Put another way, in this course you will come to understand the JVM by studying a model of the Java Virtual Machine written in a funtional programming language.

We will cover representatives of most of the JVM byte codes, including IADD, ILOAD, ISTORE, IFGT, GOTO, NEW, PUTFIELD, INVOKEVIRTUAL, and MONITORENTER. We will not cover the entire JVM — for example, we will not deal with the details of arithmetic, arrays, class loading, or native methods. However, by the end of this course you will be able to write formal specifications of many of the omitted parts.

We will discuss the Java bytecode verifier; in particular, we will investigate its specification: what properties should it have?

The logic we use is supported by a mechanical theorem prover, ACL2. This theorem prover is in use in industry to verify properties of hardware, microcode, and software. In fact, its authors won the 2005 ACM Software System Award for the lasting influence their theorem provers have had on computer science.

This course is an unusual mixture of many CS courses. It is like CS307 in that we will be dealing with the Java programming language. It is like CS310 in that we will be looking at an assembly level language. It is like CS352 in that we will be considering the architectural features of the processor. It is like CS372 in that we will be considering process management, memory management, protection, thread scheduling, and concurrency. It is like CS313K in that we will be dealing with a formal logic. It is like CS336 in that we will be formally modeling and proving theorems about our programs and algorithms. It is like parts of CS343 in that we will be discussing mechanized reasoning.

Other Administrative Matters

Religious Holy Days: A student who is absent from an examination or cannot meet an assignment deadline due to the observance of a religious holy day may take the examination on an alternate day, submit the assignment up to 24 hours late without penalty, or be excused from the examination or assignment, if proper notice of the planned absence has been given.

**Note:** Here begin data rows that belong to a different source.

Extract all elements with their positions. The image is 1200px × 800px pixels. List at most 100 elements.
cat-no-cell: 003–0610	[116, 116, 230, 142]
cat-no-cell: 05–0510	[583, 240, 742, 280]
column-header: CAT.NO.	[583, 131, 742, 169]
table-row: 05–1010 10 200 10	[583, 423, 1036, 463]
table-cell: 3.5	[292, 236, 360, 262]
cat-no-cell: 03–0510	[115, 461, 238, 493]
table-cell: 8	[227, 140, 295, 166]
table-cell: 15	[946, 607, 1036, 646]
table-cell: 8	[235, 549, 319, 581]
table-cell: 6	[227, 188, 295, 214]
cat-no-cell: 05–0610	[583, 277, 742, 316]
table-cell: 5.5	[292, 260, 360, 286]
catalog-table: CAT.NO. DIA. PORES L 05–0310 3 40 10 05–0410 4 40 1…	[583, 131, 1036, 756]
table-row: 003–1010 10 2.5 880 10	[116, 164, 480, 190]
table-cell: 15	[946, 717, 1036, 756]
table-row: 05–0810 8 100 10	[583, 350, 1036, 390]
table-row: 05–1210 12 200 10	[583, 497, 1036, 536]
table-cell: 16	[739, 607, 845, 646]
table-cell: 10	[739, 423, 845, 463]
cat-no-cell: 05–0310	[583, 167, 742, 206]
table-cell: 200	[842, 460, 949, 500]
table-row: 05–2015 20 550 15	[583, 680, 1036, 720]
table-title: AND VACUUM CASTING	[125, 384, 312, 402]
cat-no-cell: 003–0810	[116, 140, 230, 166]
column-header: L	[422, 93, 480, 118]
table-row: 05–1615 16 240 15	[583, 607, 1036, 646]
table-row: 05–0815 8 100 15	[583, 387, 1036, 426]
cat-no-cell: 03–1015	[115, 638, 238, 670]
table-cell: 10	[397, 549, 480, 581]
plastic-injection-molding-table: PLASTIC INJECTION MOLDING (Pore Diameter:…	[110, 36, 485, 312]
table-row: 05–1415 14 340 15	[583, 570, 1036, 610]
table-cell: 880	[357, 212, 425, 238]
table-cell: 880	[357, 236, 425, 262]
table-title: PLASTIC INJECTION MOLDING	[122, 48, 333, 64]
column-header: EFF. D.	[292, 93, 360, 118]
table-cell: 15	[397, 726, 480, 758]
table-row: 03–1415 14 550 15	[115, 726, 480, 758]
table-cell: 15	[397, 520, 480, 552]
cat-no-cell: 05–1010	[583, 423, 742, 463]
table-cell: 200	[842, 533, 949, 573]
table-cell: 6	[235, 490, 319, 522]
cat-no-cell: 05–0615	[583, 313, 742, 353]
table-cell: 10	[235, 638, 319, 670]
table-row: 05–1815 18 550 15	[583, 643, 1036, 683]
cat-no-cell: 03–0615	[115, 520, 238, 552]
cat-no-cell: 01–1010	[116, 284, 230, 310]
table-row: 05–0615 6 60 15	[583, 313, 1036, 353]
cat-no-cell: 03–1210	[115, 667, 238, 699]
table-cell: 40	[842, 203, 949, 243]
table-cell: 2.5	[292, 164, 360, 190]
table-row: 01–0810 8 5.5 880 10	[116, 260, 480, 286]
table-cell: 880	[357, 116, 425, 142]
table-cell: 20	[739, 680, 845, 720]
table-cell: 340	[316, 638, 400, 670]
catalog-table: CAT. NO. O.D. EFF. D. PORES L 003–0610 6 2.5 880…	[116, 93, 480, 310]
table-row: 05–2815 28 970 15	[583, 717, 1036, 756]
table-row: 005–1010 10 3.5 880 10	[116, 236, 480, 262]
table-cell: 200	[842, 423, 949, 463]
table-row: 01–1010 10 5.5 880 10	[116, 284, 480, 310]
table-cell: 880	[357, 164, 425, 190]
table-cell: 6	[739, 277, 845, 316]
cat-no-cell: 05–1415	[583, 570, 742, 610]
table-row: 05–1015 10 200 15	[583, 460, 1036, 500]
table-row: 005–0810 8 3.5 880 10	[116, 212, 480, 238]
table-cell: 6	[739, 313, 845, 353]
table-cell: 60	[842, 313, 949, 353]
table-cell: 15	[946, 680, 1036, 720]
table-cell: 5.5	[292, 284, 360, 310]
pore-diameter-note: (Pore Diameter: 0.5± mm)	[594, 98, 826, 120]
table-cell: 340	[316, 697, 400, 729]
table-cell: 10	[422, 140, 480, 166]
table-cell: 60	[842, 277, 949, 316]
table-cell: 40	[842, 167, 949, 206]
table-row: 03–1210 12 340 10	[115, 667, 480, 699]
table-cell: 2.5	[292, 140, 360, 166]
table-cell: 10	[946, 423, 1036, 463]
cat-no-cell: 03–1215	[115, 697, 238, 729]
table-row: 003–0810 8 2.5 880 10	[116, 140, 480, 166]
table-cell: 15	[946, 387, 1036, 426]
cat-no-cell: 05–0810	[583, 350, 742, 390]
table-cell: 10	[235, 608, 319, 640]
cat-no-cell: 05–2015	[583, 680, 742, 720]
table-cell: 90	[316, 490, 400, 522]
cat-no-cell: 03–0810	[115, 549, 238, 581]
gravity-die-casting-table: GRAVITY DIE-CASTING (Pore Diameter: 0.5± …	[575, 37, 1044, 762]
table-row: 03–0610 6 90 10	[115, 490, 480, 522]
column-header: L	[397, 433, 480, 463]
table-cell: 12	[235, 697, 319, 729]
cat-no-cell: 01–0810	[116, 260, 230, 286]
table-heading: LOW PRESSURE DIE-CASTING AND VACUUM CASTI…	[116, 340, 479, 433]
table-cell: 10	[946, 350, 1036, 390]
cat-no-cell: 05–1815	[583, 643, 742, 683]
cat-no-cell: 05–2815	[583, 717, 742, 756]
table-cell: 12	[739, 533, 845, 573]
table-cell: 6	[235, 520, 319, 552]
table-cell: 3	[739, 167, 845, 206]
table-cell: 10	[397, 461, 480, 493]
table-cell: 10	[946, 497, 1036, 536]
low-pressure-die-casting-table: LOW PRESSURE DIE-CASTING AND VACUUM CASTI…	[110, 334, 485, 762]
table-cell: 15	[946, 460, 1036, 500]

Notice must be given at least fourteen days prior to the classes scheduled on dates the student will be absent. For religious holy days that fall within the first two weeks of the semester, notice should be given on the first day of the semester. It must be personally delivered to the instructor and signed and dated by the instructor, or sent via certified mail, return receipt requested. Email notification will be accepted if received, but a student submitting such notification must receive email confirmation from the instructor. A student who fails to complete missed work within the time allowed will be subject to the normal academic penalties.

Disability Related Needs: Please notify me of any modification/adaptation you may require to accommodate a disability-related need. You will be requested to provide documentation to the Office of the Dean of Students in order that the most appropriate accommodations can be determined. Specialized services are available on campus through Services for Students with Disabilities, SSB 4th floor, A5800, 471-6259, TTY 471-4641

Emergencies and Illness: Documented emergencies and illnesses will be dealt with by the instructor. For best results, communicate with me before you miss a midterm or the final and be prepared to supply written, verifiable evidence of the condition.

Code of Conduct: For important other advice about expectations and conduct, see The Computer Sciences Department Rules to Live By.